No ano dessa entrevista, 1976, o existencialismo já havia saído de moda há muito tempo. Sartre ultrapassara os 70 anos, estava cego, tinha sofrido o segundo derrame e sustentava antigas amantes, pois ''não respeitava um homem que deixava sua mulher ao deus-dará''. Isso num tempo em que as feministas estavam queimando sutiãs na rua. A morte de Sartre não estava distante e Simone, segundo a biógrafa, continuava a ter crises de choro e ansiedade, atribuídas pela autora de ''Todos os Homens são Mortais'' ao seu medo da morte e do vazio metafísico. Contradições.
Sartre não teria tanto apego à verdade, diz Hazel Howley, cuja tese de doutorado foi justamente sobre o existencialismo. Ela entrevistou seu secretário Jean Cau e obteve dele uma inconfidência: Sartre mentia um bocado para suas namoradas, chocando o secretário com sua ''noção de moralidade temporária''.
Assumir a liberdade, para Sartre, era criar a própria vida. Jean Cau não deveria ter ficado surpreso. Sartre era autoconstruído e Simone, que valorizava a verdade e a sinceridade, guardou para si a inveja que sentia de suas amantes, em especial a atriz Olga Kosakiewicz. O triângulo era escaleno, como se vê, com o lado maior sendo disputado pelos dois menores (não em tamanho, porque a biógrafa garante que, apesar de seus 1,58m, Sartre tinha centímetros de sobra para convencer as amantes, apesar da prática habitual do coitus interruptus).
Ele filosofava sobre a liberdade. Olga, escreve Hazel, ''era a liberdade''. Olga foi para ele uma obsessão ''devastadora para seu ego'', segundo a biógrafa. De quebra, ainda trouxe a irmã, Wanda, que passou a ser sustentada financeiramente por Sartre (após passar pela cama do amigo Albert Camus). Simone ficou mortificada.

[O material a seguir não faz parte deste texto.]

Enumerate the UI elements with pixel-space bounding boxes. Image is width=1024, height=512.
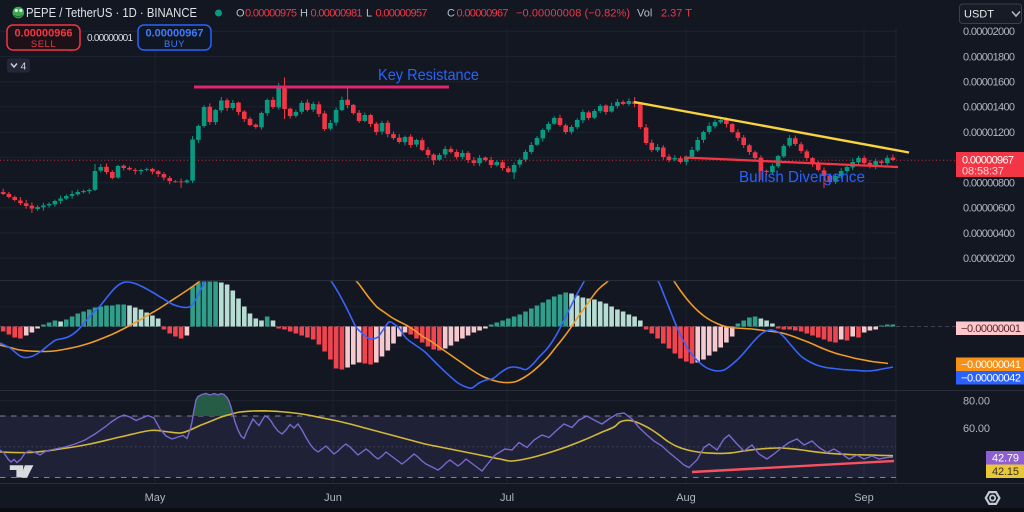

A biógrafa explora igualmente os casos extraconjugais da escritora francesa, que gostava de sexo com moças bonitas (algumas delas encaminhadas a Sartre para uma análise anatômica mais detalhada). O cineasta grego Nikos Papatakis (de ''Os Pastores da Desordem'', filme produzido pelo brasileiro Samuel Wainer) diz que Sartre fazia justiça à própria miopia. ''Olga não era bonita, mas sexy'', atesta. ''Tinha um corpo andrógino, quase de menino'', conclui em seu depoimento à biógrafa.
O capítulo mais polêmico de seu livro é, no entanto, o sexto, dedicado aos anos de guerra, quando Sartre foi colocado sob suspeita pelos comunistas como espião da Resistência Francesa apenas por ler Heidegger, simpatizante do nazismo. A biógrafa dá muita atenção às festas orgiásticas promovidas por Bataille, em que Sartre cantava canções obscenas, e deixa para trás sua militância política. Talvez pretenda escrever um segundo volume. Assunto é o que não falta quando se trata do homem que disse que a existência precede a essência.

- Livro ''Tête-à-Tête'', de Hazel Rowley. Tradução: Adalgisa C. da Silva. Editora Objetiva. 462 págs. R$ 54,90.